With the restrictions lifted on the movement of alcohol between distribution centres, suppliers are better placed to support the industry in getting back to business.

We don't expect delays in fulfilling orders this time round for most products. However, getting stock of beer may be delayed initially. Breweries have stopped brewing over this time which means a time delay for the first few days in getting stock. However, customers will be able to buy something, it may just not be their preferred brand of choice. We expect stock levels to normalise by next week and then it will be business as usual (within the restricted trading times).

With lessons learned from previous challenges of the 1 June reopening, the industry is more prepared this time round, needing urgently to get back to business as quickly as possible to mitigate further losses.

FUTURE PROSPECTS

The move to online has created new opportunities for the industry. Where previously producers had to move around physically to meet their customers, now video calls are a comfortable way to connect and discuss business.

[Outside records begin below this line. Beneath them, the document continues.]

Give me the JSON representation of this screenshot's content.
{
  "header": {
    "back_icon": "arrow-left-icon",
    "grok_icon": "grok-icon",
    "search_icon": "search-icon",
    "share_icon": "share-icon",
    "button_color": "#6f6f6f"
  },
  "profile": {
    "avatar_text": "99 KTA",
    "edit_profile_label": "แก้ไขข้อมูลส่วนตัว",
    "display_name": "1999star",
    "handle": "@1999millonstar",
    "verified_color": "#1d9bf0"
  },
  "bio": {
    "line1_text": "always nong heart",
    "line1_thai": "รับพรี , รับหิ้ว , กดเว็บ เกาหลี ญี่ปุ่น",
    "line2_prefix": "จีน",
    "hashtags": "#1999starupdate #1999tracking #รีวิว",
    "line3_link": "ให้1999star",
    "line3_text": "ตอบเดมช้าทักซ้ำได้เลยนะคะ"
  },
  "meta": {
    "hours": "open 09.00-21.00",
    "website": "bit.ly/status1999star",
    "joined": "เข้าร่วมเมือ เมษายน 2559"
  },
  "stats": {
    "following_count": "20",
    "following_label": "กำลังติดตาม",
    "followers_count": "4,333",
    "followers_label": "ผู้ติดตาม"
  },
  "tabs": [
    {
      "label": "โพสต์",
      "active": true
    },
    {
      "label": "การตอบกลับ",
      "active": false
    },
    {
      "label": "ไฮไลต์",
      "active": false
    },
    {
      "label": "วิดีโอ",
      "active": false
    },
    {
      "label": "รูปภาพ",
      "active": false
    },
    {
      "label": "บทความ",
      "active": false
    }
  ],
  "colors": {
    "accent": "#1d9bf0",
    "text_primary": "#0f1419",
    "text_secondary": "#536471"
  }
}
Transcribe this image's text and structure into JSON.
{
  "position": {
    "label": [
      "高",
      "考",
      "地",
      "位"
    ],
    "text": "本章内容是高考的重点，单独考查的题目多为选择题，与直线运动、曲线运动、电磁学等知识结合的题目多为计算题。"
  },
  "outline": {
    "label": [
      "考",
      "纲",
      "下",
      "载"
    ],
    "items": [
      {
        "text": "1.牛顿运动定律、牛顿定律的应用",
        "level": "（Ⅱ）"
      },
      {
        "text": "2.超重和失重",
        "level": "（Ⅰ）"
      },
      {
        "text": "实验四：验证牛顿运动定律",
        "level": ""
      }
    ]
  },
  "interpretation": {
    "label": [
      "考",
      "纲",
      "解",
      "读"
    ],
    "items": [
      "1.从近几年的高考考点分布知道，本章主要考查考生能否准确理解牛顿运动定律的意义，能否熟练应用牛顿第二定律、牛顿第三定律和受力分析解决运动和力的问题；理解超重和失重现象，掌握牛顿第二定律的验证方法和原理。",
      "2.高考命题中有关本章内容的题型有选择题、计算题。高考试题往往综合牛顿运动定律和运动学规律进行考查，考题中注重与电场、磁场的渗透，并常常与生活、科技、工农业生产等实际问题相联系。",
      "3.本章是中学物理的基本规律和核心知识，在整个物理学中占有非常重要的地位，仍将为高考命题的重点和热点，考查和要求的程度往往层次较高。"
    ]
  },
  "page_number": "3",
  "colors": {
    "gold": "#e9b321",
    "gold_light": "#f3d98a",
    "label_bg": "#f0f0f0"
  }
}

This has broadened the scope of what a winemaker or craft producer can do. For example, it has now become an acceptable norm for a winemaker sitting in Cape Town to entertain customers in Johannesburg or anywhere else in the world for that matter, using a video call.

The main challenge for the industry is to normalise the supply chains after the stop-start experience since the start of the lockdowns. Industry also needs to encourage consumers to buy from South African producers to help them regain a firm footing to see them through this time.

The possibility of pandemic numbers surging once more is still a potential threat both to people and in terms of what this could possibly mean again for the industry. As more sectors and places open at level 2, more people are interacting, shopping and sitting at restaurants, which in turn increases the chances of infections rising.

People will need to stock up in order to be prepared for the possibility of future restrictions.

As the world is moving online, we need to make sure we’re still differentiated in the online environment like we were in the physical space. This means recreating events such as getting to know the winemakers, gin distillers and other producers and transforming these into an exciting online medium.

THE NEW NORMAL

We are all relieved to be trading again and particularly because we thought that there might be additional restrictions, for example, further reducing the number of trading days or limiting the quantity that any one customer could buy.

The infection rate may be dropping, but the crisis is not over yet. For the balance of the year, at least, strict protocols will need to be kept in place to protect clients and staff in brick and mortar stores.

Despite these challenges, the alcohol industry is breathing a sigh of relief, hoping that President Ramaphosa’s sanctioning of alcohol sales will help salvage the industry and that it is not too late for many players in the field.

These lockdowns have been devastating for a sector that employs hundreds of thousands of people. We will do everything in our ability to support local and small businesses in assisting them to trade their way out of the crisis.

Jonah Naidoo is co-owner of boutique liquor store and e-commerce platform Dry Dock Liquor.